Top NY Judge from Monticello Dies at 77

Top NY Judge from Monticello Dies at 77
FILE - This Feb. 17, 2015 file photo shows former Chief Judge Judith Kaye during the State of the Judiciary at the Court of Appeals in Albany, N.Y. Kaye, the first woman appointed to New Yorks top court and later its chief judge, died Wednesday Jan. 6, 2016, the state court system said. The cause of her death wasnt initially available. (Mike Groll/AP Photo)
The Associated Press
1/7/2016
Updated:
8/1/2018

NEW YORK—Former Chief Judge Judith Kaye, the first woman appointed to New York’s top court, has died. She was 77.

The state court system said Thursday that Kaye had died a day earlier. She lived in Manhattan.

First appointed to the bench in 1983, Kaye was named chief judge of the Court of Appeals by Democratic Gov. Mario Cuomo in 1993. Her predecessor, Sol Wachtler, resigned amid federal charges he harassed and threatened a former lover and her daughter.

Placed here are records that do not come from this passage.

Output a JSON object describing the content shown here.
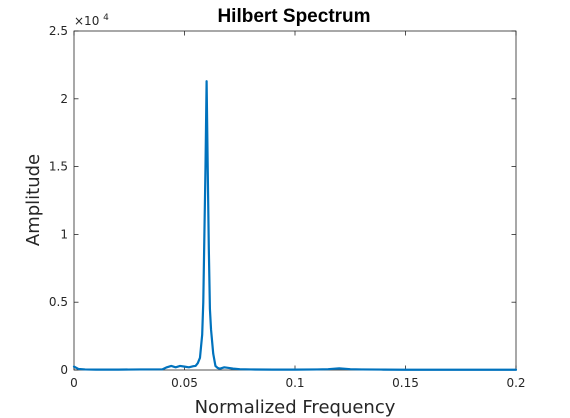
{
  "chart_data": {
    "type": "line",
    "title": "Hilbert Spectrum",
    "xlabel": "Normalized Frequency",
    "ylabel": "Amplitude",
    "xlim": [
      0,
      0.2
    ],
    "ylim": [
      0,
      25000
    ],
    "x_ticks": [
      0,
      0.05,
      0.1,
      0.15,
      0.2
    ],
    "x_tick_labels": [
      "0",
      "0.05",
      "0.1",
      "0.15",
      "0.2"
    ],
    "y_ticks": [
      0,
      5000,
      10000,
      15000,
      20000,
      25000
    ],
    "y_tick_labels": [
      "0",
      "0.5",
      "1",
      "1.5",
      "2",
      "2.5"
    ],
    "y_exponent": {
      "base": "×10",
      "power": "4"
    },
    "grid": false,
    "line_color": "#0072bd",
    "series": [
      {
        "x": [
          0,
          0.002,
          0.005,
          0.01,
          0.02,
          0.03,
          0.04,
          0.042,
          0.044,
          0.046,
          0.048,
          0.05,
          0.052,
          0.054,
          0.055,
          0.056,
          0.057,
          0.058,
          0.0585,
          0.059,
          0.0595,
          0.06,
          0.0605,
          0.061,
          0.0615,
          0.062,
          0.063,
          0.064,
          0.065,
          0.066,
          0.068,
          0.07,
          0.072,
          0.075,
          0.08,
          0.09,
          0.1,
          0.11,
          0.115,
          0.12,
          0.125,
          0.13,
          0.14,
          0.15,
          0.16,
          0.17,
          0.18,
          0.19,
          0.2
        ],
        "y": [
          250,
          80,
          40,
          30,
          30,
          40,
          50,
          200,
          300,
          200,
          300,
          250,
          200,
          280,
          300,
          500,
          900,
          2600,
          5000,
          10000,
          15000,
          21300,
          15000,
          9000,
          4500,
          3000,
          1200,
          300,
          150,
          100,
          200,
          150,
          100,
          60,
          40,
          30,
          30,
          40,
          60,
          120,
          60,
          40,
          30,
          20,
          20,
          20,
          20,
          20,
          20
        ]
      }
    ]
  }
}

Kaye was chief judge until her mandatory retirement at age 70 in 2008.

Andrea Stewart-Cousins, the Senate’s Democratic leader, said Kaye was “a towering figure in New York state.” She cited Kaye’s work on a range of issues, including juvenile justice, rights for gay couples, capital punishment, domestic violence, chemical addiction, and mental health.

Born in the Sullivan County town of Monticello on Aug. 4, 1938, Kaye was the daughter of Jewish parents who emigrated from Poland because of religious oppression, according to her official biography on the court system website.

She graduated from Barnard College in 1958 and the New York University School of Law in 1962. Her first job as a lawyer was as an associate at the Manhattan firm Sullivan and Cromwell. Kaye went on to work for a year in the IBM legal department and then as a commercial litigator at a firm whose clients included the Lionel Corp., the New York Produce Exchange, Ralston Purina Co., the Singer Co. and U.S. Industries, according to the biography.

Her judicial career began after Cuomo’s campaign promise to appoint the first woman to the Court of Appeals. After a tumultuous selection process, she was nominated by the governor and unanimously confirmed by the state Senate in September 1983.

Mario Cuomo’s son, current Gov. Andrew Cuomo, said Kaye “was a force for progress who had a profound impact on our state.”

He described her as “an exemplary role model for women everywhere” and a jurist who was “an outspoken opponent of the death penalty, believed in the fundamental promise of equal rights for all New Yorkers, and dedicated herself to strengthening our judicial system and our juries, along with many other worthy causes.”

Senator John Bonacic (R/C/I-Mt. Hope) called her a role model for young legal professionals, “but also a model on how to work through complex legal issues and arrive at decisions that were fair and just to everyone involved,” he said in a statement.

Cuomo said flags at state government buildings will fly at half-staff Jan. 8 to honor Kaye.